A Prayer for the Dying

"Mein Gott", sagt er. "1974. Zwölf Jahre, Siobhan. Zwölf gute Jahre." Zwölf Jahre, das ist die Zeit von 1974 bis 1986, als der Film gedreht wurde. 1974 war das Jahr, in dem ein IRA-Kommando in zwei von britischen Soldaten besuchten Pubs in Guildford (südwestlich von London) Sprengsätze zündete. Dabei starben zwei Soldatinnen, zwei Soldaten und ein Bauarbeiter. 65 Menschen wurden verletzt. Die Anschläge in Guildford waren der Auftakt zu einer einjährigen Kampagne, bei der die Provisional IRA Pubs im Großraum London und in den Midlands als Ziele wählte. In zwei Pubs in Birmingham rissen Bomben 21 Menschen in den Tod, mehr als 150 wurden verletzt.

Wer denkt, dass man dem Terror durch immer neue Einschränkungen der Bürgerrechte und erweiterte Polizeibefugnisse erfolgreich begegnen kann sollte sich das Jahr 1974 genauer anschauen. Die Bombenkampagne der IRA beschleunigte die Verabschiedung von Antiterrorgesetzen, die sich zur Aushebelung des Rechtsstaats verwenden ließen. Was vorher höchst umstritten gewesen war kam nun ohne nennenswerten Widerstand durch das Parlament. Die IRA wurde dadurch nicht etwa eingeschüchtert oder zur Umkehr bewegt. Die Provos fühlten sich in der Überzeugung bestärkt, auf dem richtigen Weg zu sein.

Die Reaktion der britischen Regierung schien zu bestätigen, dass Anschläge in England viel wirkungsvoller waren als solche in Nordirland. Die IRA bombte deshalb weiter, während das, was mehr Sicherheit bringen sollte, neue Opfer produzierte und eine zusätzliche Verhärtung der Fronten. Die Antiterrorgesetze ermöglichten es den unter enormem Druck stehenden Behörden, "Schuldige" für die Anschläge in Guildford und Birmingham zu präsentieren. Auf Grundlage fragwürdiger Indizien und von der Polizei erpresster Geständnisse wurden 1975/76 zehn Angeklagte zu lebenslangen Haftstrafen verurteilt.
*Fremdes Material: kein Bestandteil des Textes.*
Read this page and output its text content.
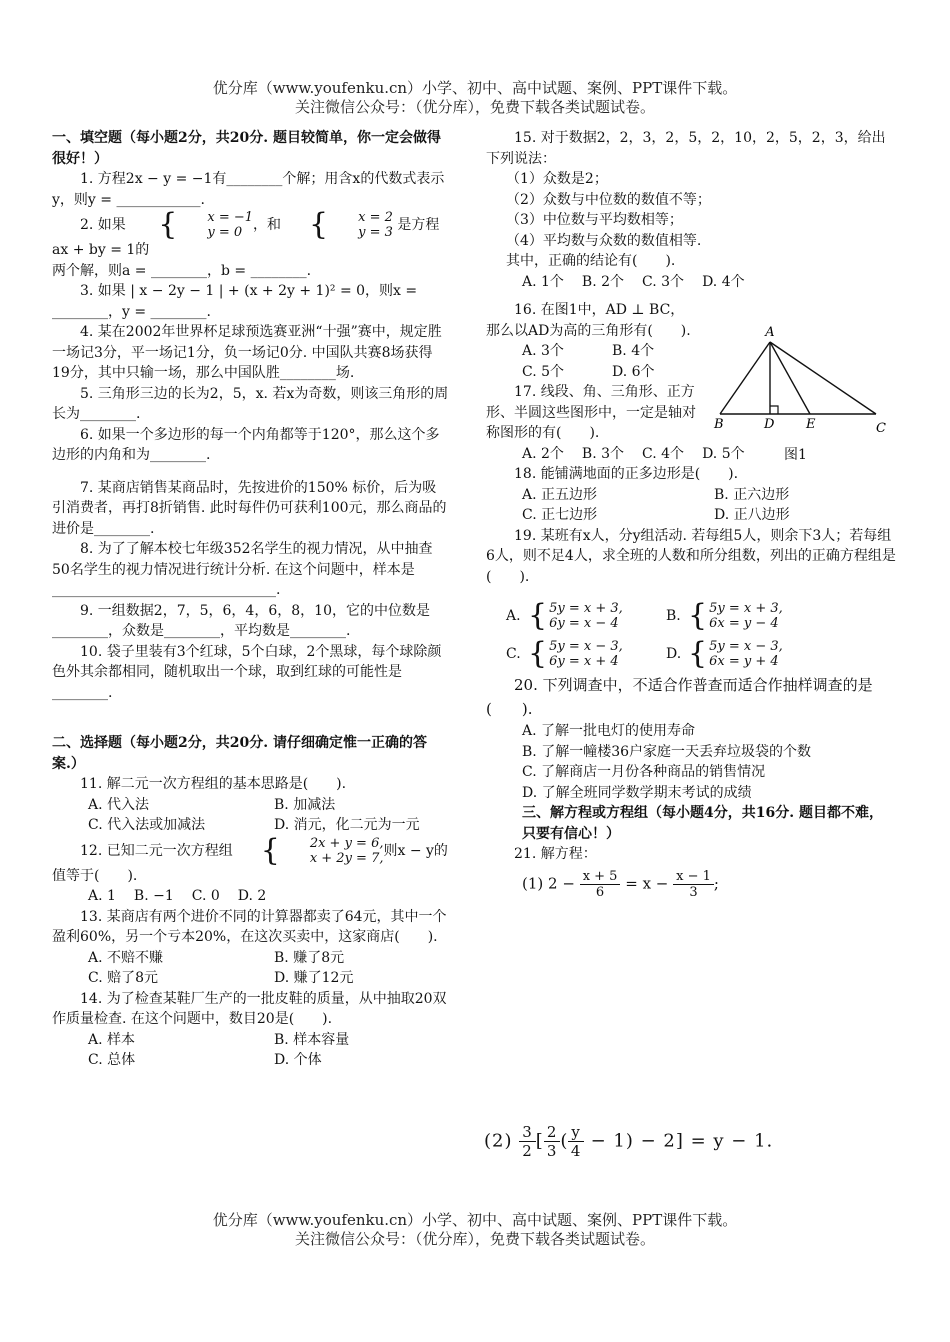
优分库（www.youfenku.cn）小学、初中、高中试题、案例、PPT课件下载。
关注微信公众号：（优分库），免费下载各类试题试卷。

一、填空题（每小题2分，共20分. 题目较简单，你一定会做得很好！）

1. 方程2x − y = −1有________个解；用含x的代数式表示y，则y = ____________.

2. 如果	{	x = −1
y = 0 ，和 {	x = 2
y = 3 是方程ax + by = 1的

两个解，则a = ________，b = ________.

3. 如果 | x − 2y − 1 | + (x + 2y + 1)² = 0，则x = ________，y = ________.

4. 某在2002年世界杯足球预选赛亚洲“十强”赛中，规定胜一场记3分，平一场记1分，负一场记0分. 中国队共赛8场获得19分，其中只输一场，那么中国队胜________场.

5. 三角形三边的长为2，5，x. 若x为奇数，则该三角形的周长为________.

6. 如果一个多边形的每一个内角都等于120°，那么这个多边形的内角和为________.

7. 某商店销售某商品时，先按进价的150% 标价，后为吸引消费者，再打8折销售. 此时每件仍可获利100元，那么商品的进价是________.

8. 为了了解本校七年级352名学生的视力情况，从中抽查50名学生的视力情况进行统计分析. 在这个问题中，样本是________________________________.

9. 一组数据2，7，5，6，4，6，8，10，它的中位数是________，众数是________，平均数是________.

10. 袋子里装有3个红球，5个白球，2个黑球，每个球除颜色外其余都相同，随机取出一个球，取到红球的可能性是________.

二、选择题（每小题2分，共20分. 请仔细确定惟一正确的答案.）

11. 解二元一次方程组的基本思路是(　　).

A. 代入法	B. 加减法
C. 代入法或加减法	D. 消元，化二元为一元

12. 已知二元一次方程组 {	2x + y = 6,
x + 2y = 7, 则x − y的

值等于(　　).

A. 1 B. −1 C. 0 D. 2

13. 某商店有两个进价不同的计算器都卖了64元，其中一个盈利60%，另一个亏本20%，在这次买卖中，这家商店(　　).

A. 不赔不赚	B. 赚了8元
C. 赔了8元	D. 赚了12元

14. 为了检查某鞋厂生产的一批皮鞋的质量，从中抽取20双作质量检查. 在这个问题中，数目20是(　　).

A. 样本	B. 样本容量
C. 总体	D. 个体

15. 对于数据2，2，3，2，5，2，10，2，5，2，3，给出下列说法：

（1）众数是2；

（2）众数与中位数的数值不等；

（3）中位数与平均数相等；

（4）平均数与众数的数值相等.

其中，正确的结论有(　　).

A. 1个 B. 2个 C. 3个 D. 4个

16. 在图1中，AD ⊥ BC，那么以AD为高的三角形有(　　).

A. 3个	B. 4个
C. 5个	D. 6个

17. 线段、角、三角形、正方形、半圆这些图形中，一定是轴对称图形的有(　　).

A. 2个 B. 3个 C. 4个 D. 5个

18. 能铺满地面的正多边形是(　　).

A. 正五边形	B. 正六边形
C. 正七边形	D. 正八边形

19. 某班有x人，分y组活动. 若每组5人，则余下3人；若每组6人，则不足4人，求全班的人数和所分组数，列出的正确方程组是(　　).

A. { 5y = x + 3,
6y = x − 4	B. { 5y = x + 3,
6x = y − 4
C. { 5y = x − 3,
6y = x + 4	D. { 5y = x − 3,
6x = y + 4

20. 下列调查中，不适合作普查而适合作抽样调查的是(　　).

A. 了解一批电灯的使用寿命

B. 了解一幢楼36户家庭一天丢弃垃圾袋的个数

C. 了解商店一月份各种商品的销售情况

D. 了解全班同学数学期末考试的成绩

三、解方程或方程组（每小题4分，共16分. 题目都不难，只要有信心！）

21. 解方程：

(1) $2 - \frac{x + 5}{6} = x - \frac{x - 1}{3}$ ;
A
B	D E	C
图1
$(2) \frac{3}{2}$ [ $\frac{2}{3}$ ( $\frac{y}{4} - 1) - 2] = y - 1$.
优分库（www.youfenku.cn）小学、初中、高中试题、案例、PPT课件下载。
关注微信公众号：（优分库），免费下载各类试题试卷。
Die Anschläge von Guildford und Birmingham stießen auf so große Empörung in der britischen Öffentlichkeit, dass die IRA erst 1985 zugab, dafür verantwortlich zu sein (ein Jahr, bevor Hodges die Pubszene drehte), was die Erinnerung an die damaligen Bluttaten wieder sehr lebendig machte. Zugleich half ihr das Fehlverhalten von Polizeibehörden und Justiz beim Rekrutieren neuer Mitglieder. Es wiederholte sich, was man auch 1916 schon erlebt hatte. Ein Staat, der zu sehr auf Härte und ein durch fragwürdige Gesetze erzeugtes Gefühl von Sicherheit baut, stärkt den Terrorismus, den er bekämpfen will.

Die Anschläge auf die Pubs, konstatiert Richard English, hinterließen ein doppelbödiges Erbe: "In der Phantasie und im allgemeinen Gedächtnis wurde das durch die Bomben verursachte Leid durch die völlig verständliche Wut über die langjährige Einkerkerung von Menschen für Verbrechen, die sie nicht begangen hatten, teilweise in den Schatten gestellt. Ironischerweise (angesichts der schrecklichen Ereignisse bei der Bombenkampagne der IRA in den letzten Monaten des Jahres 1974) ist es wahrscheinlicher, dass Leute zuerst an die britische Misshandlung von Iren denken, wenn Birmingham oder Guildford erwähnt werden, und nicht an die Menschenleben, die durch mitleidlose Bombenanschläge zerstört wurden."

Tödliche Teatime

Die Guildford Four kamen 1989 frei, die Birmingham Six erst 1991. Der Justizskandal wurde dadurch noch größer, dass es so lange dauerte, bis Gerichte die Urteile endlich aufhoben, obwohl Alibis unterdrückt oder ignoriert worden waren und es schon seit vielen Jahren mehr als berechtigte Zweifel an der Schuld der Angeklagten gab. Einer, der sich in den 1980ern vehement für die Freilassung der zu Unrecht Verurteilten einsetzte, war der Labour-Abgeordnete Jeremy Corbyn. Damit schuf er sich nicht nur Freunde, obwohl er eigentlich auf der richtigen Seite war, nämlich der des Rechts.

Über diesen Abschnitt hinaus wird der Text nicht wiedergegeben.